Green synthesis of copper oxide nanoparticles and its effective applications in Biginelli reaction, BTB photodegradation and antibacterial activity

Abstract

Metal/metal oxide nanoparticles have gained much attention in the field of organic catalysis and photocatalysis reactions for development of greener methodology. In the present work, copper oxide nanoparticles (CuO NPs) were synthesized by a greener route using Cordia sebestena (C. sebestena) flower aqueous extract. The nanoparticles were evaluated for their catalytic efficiency. The green synthesized CuO NPs were characterized using various analytical studies. A UV–Visible spectrum with peak at 267 nm and the peaks in their FT-IR spectrum at 431 and 542 cm−1 showed reduction by the plant metabolites.
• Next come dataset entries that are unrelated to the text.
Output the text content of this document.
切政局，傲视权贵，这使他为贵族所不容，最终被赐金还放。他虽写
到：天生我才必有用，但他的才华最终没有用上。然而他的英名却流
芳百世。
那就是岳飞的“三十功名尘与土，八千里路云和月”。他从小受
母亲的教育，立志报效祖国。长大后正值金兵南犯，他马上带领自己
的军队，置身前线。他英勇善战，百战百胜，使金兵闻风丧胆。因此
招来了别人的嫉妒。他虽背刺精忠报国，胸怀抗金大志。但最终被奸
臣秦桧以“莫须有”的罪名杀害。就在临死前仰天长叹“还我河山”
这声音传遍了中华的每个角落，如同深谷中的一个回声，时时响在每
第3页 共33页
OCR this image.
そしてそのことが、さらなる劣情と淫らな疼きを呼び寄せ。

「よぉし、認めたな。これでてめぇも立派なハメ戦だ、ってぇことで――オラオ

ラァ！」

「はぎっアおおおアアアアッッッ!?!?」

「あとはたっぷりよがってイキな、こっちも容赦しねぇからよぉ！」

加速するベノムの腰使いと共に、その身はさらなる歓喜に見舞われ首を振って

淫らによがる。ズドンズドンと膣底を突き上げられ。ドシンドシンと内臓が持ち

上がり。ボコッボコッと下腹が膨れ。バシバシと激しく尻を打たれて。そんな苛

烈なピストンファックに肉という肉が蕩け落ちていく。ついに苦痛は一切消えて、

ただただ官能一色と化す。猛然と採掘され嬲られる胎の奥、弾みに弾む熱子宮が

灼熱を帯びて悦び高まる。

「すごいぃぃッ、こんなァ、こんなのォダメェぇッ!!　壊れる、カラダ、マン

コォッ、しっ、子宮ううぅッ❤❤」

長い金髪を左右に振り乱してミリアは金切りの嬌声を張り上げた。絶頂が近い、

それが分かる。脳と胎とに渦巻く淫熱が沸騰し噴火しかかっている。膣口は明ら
FESEM-EDX analysis of CuO NPs shows an agglomerated spherical shape with signatures of Cu and O and XRD reveals characteristic crystallinity. TEM and DLS analyses showed particle size between 20 and 35 nm and TEM-SAED pattern ensured crystallinity. A Zeta potential of −26 mV demonstrates moderate stability. The CuO NPs acted as a catalyst in the Biginelli reaction to produce 3,4-dihydropyrimidinones rapidly and at high yield. The NPs also degraded bromothymol blue (BTB) by photocatalysis with hydrogen peroxide. 100% dye removal efficiency was achieved by 3 h exposure of BTB to natural sunlight inferring it as economy, ecofriendly and effective catalyst. This finding illustrates that the NPs could be used in photolysis to remove water pollutants. Moreover, the biological significance of green synthesized CuO NPs was assessed by antibacterial activity against selected pathogenic bacterial organisms.